インフルエンザ気道でブロック
本日は、日本経済新聞10月8日分の科学のページからお届けいたします。
インフルエンザ 気道でブロック 慶應大学、細胞に感染させぬ薬開発
慶應義塾大学の佐藤智典教授は、新しい仕組みで作用する抗インフルエンザウィルス薬を開発しました。
口から吸い込んで感染場所となる気道でウィルスを待ちかまえ、体内の細胞内に侵入するのを防ぎます。
感染した細胞からウィルスが出てくる“出口”を抑える従来品とは異なり、“入り口”でブロックします。
動物で安全性などを調べた後、来年にも臨床試験に入る計画です。
同大学ベンチャーのグライコメディクス(東京・渋谷)との成果。佐藤教授は「治療と予防の両面で、従来の抗インフルエンザ薬と相互補完的な役割を発揮出来る」と期待しています。
インフルエンザはウィルスが体内細部へ侵入して増殖し、細胞外へ出て広がっていきます。従来のインフルエンザ薬「タミフル」などはウィルスの細胞の出口を止め、ウィルスの増殖を抑えます。
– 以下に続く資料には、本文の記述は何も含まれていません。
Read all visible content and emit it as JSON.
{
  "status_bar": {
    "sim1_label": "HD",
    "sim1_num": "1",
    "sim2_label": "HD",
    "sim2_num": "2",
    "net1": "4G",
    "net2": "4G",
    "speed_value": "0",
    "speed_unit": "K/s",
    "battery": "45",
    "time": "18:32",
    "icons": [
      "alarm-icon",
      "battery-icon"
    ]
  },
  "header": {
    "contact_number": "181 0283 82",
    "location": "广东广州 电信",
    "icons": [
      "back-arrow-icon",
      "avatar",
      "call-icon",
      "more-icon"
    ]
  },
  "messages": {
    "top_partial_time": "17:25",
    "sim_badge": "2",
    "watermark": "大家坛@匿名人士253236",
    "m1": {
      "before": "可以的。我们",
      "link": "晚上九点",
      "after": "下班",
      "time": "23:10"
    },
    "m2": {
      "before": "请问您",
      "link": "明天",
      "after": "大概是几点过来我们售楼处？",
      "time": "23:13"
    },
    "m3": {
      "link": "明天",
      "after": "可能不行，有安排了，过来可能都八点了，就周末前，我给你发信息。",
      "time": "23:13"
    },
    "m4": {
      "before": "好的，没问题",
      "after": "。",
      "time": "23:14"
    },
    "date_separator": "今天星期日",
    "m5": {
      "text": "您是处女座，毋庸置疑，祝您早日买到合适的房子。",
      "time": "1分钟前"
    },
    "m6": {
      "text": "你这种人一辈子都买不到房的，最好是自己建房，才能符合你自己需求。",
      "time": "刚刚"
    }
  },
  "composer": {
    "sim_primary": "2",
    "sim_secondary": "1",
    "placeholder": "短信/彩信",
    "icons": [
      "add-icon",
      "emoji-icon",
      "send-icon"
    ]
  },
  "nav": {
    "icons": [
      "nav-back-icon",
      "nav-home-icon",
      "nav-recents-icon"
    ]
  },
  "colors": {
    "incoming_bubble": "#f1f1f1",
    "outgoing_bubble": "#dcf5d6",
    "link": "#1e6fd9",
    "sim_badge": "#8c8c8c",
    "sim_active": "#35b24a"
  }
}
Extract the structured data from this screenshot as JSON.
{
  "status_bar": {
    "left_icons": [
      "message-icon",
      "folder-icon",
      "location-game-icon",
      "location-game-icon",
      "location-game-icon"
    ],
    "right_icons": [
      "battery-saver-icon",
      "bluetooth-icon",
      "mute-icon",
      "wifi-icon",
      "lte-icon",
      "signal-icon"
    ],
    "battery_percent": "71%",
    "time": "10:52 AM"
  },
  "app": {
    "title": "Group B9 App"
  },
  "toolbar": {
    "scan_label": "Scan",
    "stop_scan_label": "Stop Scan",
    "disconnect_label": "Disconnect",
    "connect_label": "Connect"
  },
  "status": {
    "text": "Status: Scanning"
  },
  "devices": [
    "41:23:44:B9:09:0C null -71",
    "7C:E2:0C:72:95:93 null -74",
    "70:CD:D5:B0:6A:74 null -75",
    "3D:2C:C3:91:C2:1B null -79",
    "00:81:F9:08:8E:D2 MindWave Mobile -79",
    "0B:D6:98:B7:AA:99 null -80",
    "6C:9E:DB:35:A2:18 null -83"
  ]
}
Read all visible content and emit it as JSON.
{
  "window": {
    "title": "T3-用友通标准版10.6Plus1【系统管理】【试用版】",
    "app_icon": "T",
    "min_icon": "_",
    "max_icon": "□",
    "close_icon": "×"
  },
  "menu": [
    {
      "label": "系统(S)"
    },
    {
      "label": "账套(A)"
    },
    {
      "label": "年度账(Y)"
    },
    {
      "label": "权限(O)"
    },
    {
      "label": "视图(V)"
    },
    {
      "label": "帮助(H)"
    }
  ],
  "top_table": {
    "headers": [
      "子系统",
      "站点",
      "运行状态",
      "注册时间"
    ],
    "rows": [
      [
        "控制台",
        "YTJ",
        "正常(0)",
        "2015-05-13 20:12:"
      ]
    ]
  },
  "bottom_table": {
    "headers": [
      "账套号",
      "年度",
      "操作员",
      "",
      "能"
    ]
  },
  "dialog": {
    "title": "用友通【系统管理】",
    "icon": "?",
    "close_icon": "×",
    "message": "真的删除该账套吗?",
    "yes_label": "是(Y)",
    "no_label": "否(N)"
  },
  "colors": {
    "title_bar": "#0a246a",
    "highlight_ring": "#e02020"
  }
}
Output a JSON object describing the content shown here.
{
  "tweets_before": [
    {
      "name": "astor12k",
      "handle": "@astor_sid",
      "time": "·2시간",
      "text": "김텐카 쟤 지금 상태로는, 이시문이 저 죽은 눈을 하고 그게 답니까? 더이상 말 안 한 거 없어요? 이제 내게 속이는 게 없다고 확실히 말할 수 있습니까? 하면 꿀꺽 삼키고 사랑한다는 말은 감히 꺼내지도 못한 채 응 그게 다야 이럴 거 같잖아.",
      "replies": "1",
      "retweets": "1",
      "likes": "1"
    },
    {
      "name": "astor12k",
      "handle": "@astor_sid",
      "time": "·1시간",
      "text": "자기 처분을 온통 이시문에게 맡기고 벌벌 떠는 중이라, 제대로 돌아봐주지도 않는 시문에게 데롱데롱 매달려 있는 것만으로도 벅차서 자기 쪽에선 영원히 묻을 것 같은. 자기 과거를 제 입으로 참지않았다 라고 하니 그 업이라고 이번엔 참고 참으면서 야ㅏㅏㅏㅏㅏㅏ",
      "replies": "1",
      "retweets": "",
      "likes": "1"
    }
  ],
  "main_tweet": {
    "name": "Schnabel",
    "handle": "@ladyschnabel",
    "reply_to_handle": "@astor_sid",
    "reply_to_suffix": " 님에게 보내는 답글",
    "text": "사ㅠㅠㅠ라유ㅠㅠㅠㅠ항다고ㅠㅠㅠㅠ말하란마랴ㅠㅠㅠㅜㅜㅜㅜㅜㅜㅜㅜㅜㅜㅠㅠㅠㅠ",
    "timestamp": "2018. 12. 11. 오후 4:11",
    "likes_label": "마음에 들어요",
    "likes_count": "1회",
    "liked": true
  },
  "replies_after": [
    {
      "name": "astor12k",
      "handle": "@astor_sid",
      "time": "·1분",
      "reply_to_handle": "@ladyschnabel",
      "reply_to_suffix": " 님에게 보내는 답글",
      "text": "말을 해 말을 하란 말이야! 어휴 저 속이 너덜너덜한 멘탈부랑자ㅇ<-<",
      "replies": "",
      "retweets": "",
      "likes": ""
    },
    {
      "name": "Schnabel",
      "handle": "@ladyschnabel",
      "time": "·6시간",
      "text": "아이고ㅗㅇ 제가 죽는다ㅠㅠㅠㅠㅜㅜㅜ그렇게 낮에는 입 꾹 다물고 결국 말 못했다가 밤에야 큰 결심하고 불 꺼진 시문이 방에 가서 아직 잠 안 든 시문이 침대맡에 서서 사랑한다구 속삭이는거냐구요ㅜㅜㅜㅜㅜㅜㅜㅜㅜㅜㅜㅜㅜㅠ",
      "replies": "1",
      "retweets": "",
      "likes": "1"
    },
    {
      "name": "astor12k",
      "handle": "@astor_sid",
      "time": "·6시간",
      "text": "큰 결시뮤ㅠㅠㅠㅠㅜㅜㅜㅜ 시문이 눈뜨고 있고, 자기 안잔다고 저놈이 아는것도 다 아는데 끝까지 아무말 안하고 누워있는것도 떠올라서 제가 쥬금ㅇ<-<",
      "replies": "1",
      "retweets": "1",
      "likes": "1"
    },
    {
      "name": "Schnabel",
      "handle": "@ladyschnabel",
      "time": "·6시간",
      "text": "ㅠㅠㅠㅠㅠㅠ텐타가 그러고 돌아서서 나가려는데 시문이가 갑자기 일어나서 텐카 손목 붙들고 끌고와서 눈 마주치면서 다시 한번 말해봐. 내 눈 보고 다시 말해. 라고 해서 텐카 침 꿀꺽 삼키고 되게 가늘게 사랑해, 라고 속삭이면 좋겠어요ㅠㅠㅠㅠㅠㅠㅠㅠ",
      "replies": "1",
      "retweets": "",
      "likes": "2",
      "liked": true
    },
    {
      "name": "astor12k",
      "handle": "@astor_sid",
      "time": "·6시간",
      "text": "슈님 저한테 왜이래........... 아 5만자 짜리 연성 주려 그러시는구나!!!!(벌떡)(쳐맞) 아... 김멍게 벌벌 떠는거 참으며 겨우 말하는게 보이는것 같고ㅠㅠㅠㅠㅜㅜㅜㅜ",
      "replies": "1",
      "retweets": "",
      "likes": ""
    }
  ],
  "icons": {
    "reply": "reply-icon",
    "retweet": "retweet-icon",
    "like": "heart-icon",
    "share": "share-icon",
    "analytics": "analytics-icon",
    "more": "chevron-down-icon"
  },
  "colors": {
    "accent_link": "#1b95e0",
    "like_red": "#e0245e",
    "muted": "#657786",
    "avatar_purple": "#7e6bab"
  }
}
研究チームは、ウィルスが細胞表面の生体分子「糖鎖」を目印にくっつく過程に着目しました。新薬はウィルスの糖鎖認識部分に「ペプチド」という物資を結合させました。この結果、ウィルスは細胞侵入の目印が分からなくなり、感染を妨げます。さらに、開発した薬剤を吸い込むと、気道上部にうまく送り込めることも製薬企業のシュミレーション(模擬実験)で分かりました。